Emsal Mahkeme Kararı İzmir Bölge Adliye Mahkemesi 11. Hukuk Dairesi 2018/1506 E. 2021/486 K. 13.04.2021 T.

Görüntülediğiniz mahkeme kararı kesinleşmiş bir karardır.

T.C.
İZMİR
BÖLGE ADLİYE MAHKEMESİ
11. HUKUK DAİRESİ
DOSYA NO : 2018/1506
KARAR NO : 2021/486
T Ü R K M İ L L E T İ A D I N A
B Ö L G E A D L İ Y E M A H K E M E S İ K A R A R I
İNCELENEN KARARIN
MAHKEMESİ : İZMİR 3. ASLİYE TİCARET MAHKEMESİ
TARİHİ : 30/11/2017
NUMARASI : 2015/492 Esas 2017/1337 Karar
DAVANIN KONUSU : Maddi ve Manevi Tazminat
KARAR TARİHİ : 13.04.2021
KARAR YAZIM TARİHİ : 13.04.2021
İzmir 3.Asliye Ticaret Mahkemesinin 30.11.2017 tarih 2015/492 Esas 2017/1337 Karar sayılı kararın Dairemizce incelenmesi davacı vekili tarafından istenmiş ve istinaf dilekçesinin süresi içinde verildiği anlaşılmış olmakla, üye …. tarafından düzenlenen rapor dinlenip ve yine dosya içerisindeki dilekçe, layihalar, duruşma tutanakları ve tüm belgeler okunup, incelendi.
GEREĞİ DÜŞÜNÜLDÜ :
DAVA : Davacı vekili, 14.05.2014 tarihinde davalıların sürücüsü, işleten ve zorunlu mali sorumluluk sigortacısı olduğu aracın müvekkilinin kullandığı motosiklete çarpması nedeniyle müvekkilinin savrularak dava dışı yayaya çarparak ağır şekilde yaralandığını ileri sürerek, 500,00 TL çalışma gücü kaybı, 500,00 TL kazanç kaybı olmak üzere toplam 1.000,00 TL maddi tazminatın tüm davalılardan kaza tarihinden itibaren işleyecek yasal faiziyle tahsiline, 50.000,00 TL manevi tazminatın haksız fiil tarihinden itibaren işleyecek yasal faiziyle davalı sürücü ve işletenden tahsiline karar verilmesini talep ve dava etmiş, 16.08.2017 tarihli dilekçesiyle maddi tazminat ve ferileri sigorta şirketi tarafından ödenmiş olmakla maddi tazminat talebinin konusuz kaldığını, maddi tazminata dayalı vekalet ücreti ve yargılama giderleri bakımından taleplerinin bulunmadığın belirtmiştir.

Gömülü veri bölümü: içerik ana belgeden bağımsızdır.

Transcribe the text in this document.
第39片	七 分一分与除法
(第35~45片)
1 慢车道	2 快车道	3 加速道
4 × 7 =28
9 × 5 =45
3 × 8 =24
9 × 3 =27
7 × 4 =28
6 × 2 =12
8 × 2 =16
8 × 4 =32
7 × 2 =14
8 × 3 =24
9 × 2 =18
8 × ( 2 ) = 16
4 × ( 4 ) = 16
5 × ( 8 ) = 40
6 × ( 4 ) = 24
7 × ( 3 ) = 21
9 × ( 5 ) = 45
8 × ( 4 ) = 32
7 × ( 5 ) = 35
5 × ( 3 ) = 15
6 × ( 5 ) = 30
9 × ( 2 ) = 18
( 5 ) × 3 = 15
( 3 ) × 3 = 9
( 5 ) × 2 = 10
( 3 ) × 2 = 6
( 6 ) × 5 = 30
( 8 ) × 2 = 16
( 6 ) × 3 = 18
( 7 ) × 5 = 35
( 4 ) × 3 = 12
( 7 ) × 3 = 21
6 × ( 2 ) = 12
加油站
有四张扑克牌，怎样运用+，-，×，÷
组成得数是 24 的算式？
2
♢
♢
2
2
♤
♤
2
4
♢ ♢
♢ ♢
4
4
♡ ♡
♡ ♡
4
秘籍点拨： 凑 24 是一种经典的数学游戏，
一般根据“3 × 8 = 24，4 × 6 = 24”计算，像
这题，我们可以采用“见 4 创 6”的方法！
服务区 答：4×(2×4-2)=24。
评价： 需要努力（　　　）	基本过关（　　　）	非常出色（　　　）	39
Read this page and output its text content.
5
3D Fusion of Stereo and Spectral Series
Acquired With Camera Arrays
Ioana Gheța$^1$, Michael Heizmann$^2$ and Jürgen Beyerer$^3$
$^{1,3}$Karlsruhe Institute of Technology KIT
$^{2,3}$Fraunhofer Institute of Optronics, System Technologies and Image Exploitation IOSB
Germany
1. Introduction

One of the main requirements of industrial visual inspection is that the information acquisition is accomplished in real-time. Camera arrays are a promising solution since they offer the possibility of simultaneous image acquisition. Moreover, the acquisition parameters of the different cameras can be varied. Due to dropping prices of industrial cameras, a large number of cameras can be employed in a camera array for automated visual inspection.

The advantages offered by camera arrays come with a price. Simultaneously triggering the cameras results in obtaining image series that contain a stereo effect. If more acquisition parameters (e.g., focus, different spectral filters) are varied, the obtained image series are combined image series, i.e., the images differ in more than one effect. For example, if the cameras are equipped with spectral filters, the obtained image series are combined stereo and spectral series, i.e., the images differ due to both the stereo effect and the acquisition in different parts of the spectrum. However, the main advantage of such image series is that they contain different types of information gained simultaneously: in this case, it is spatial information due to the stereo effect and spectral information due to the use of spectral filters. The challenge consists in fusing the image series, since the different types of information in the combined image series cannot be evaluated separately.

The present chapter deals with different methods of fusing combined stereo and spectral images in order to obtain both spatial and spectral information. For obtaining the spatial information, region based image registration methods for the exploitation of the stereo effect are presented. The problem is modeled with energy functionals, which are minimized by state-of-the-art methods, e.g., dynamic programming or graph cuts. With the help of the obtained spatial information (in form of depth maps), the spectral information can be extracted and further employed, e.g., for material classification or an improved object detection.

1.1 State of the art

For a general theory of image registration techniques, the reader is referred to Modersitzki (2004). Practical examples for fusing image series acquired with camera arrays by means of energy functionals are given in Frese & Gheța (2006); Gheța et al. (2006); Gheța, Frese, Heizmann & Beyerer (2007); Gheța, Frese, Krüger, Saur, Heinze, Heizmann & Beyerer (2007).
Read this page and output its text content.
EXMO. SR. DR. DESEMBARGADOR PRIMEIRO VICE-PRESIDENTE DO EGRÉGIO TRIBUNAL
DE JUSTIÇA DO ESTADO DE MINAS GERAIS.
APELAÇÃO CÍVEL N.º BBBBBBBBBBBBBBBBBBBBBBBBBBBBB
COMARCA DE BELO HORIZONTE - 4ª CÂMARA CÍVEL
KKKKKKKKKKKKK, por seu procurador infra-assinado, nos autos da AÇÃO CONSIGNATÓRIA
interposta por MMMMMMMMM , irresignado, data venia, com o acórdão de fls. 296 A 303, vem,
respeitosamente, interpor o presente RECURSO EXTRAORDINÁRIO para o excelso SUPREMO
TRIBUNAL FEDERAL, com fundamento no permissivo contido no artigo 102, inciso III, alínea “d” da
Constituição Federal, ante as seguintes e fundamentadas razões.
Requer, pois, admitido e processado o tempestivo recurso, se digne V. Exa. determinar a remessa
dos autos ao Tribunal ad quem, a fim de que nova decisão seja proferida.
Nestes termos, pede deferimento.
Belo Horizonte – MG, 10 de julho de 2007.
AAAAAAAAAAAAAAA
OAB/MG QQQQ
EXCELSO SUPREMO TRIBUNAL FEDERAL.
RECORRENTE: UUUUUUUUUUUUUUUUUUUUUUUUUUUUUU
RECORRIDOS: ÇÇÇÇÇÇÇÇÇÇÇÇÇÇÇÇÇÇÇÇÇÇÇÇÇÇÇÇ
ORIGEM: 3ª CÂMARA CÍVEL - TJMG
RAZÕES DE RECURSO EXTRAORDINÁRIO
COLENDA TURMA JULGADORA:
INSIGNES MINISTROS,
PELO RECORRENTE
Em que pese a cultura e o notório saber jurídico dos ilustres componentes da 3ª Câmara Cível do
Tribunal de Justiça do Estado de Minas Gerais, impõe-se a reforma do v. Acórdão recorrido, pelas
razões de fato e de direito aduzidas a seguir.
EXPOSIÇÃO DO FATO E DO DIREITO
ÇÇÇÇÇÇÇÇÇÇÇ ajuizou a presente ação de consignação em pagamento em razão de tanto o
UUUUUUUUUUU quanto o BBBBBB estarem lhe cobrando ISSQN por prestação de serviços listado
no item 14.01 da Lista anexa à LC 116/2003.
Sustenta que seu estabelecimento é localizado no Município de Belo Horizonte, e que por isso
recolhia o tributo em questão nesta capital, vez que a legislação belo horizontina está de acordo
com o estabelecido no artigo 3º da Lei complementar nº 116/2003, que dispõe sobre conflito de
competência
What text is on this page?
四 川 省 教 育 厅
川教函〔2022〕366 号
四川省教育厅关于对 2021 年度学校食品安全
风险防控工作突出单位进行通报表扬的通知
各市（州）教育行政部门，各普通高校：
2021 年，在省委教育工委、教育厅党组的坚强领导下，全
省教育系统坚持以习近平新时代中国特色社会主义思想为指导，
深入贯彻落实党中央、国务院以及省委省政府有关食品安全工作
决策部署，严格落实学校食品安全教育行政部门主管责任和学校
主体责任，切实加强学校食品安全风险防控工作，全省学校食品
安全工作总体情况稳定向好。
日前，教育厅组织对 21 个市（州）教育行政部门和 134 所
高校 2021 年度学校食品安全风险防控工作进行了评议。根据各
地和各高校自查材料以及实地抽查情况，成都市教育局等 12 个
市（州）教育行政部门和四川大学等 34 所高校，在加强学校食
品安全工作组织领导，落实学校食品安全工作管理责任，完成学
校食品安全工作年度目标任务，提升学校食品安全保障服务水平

CEVAP : Davalı …. vekili, davacının müvekkili hakkındaki şikayetinden vazgeçmesiyle takipsizlik kararı verildiğini, fahiş tazminat talep edildiğini savunarak davanın reddini istemiştir.
Davalı ….. vekili, davanın reddini istemiştir.
İLK DERECE MAHKEMESİ KARARININ ÖZETİ : Mahkemece iddia, savunma, benimsenen bilirkişi raporu ve tüm dosya kapsamına göre, kazanın meydana gelmesinde davalı sürücünün % 50, davacının % 50 oranında kusurlu olduğu, kaza nedeniyle davacının % 10.3 oranında sürekli iş göremezlik zararına uğradığı, geçici iş göremezlik süresinin 12 ay olarak tespit edildiği gerekçesiyle maddi tazminat talebinin feragat nedeniyle reddine, manevi tazminat isteminin kısmen kabulü ile 5.150,00 TL manevi tazminatın davalı sürücü ve işletenden olay tarihinden itibaren işleyecek yasal faiziyle müştereken ve müteselsilen tahsiline karar verilmiştir.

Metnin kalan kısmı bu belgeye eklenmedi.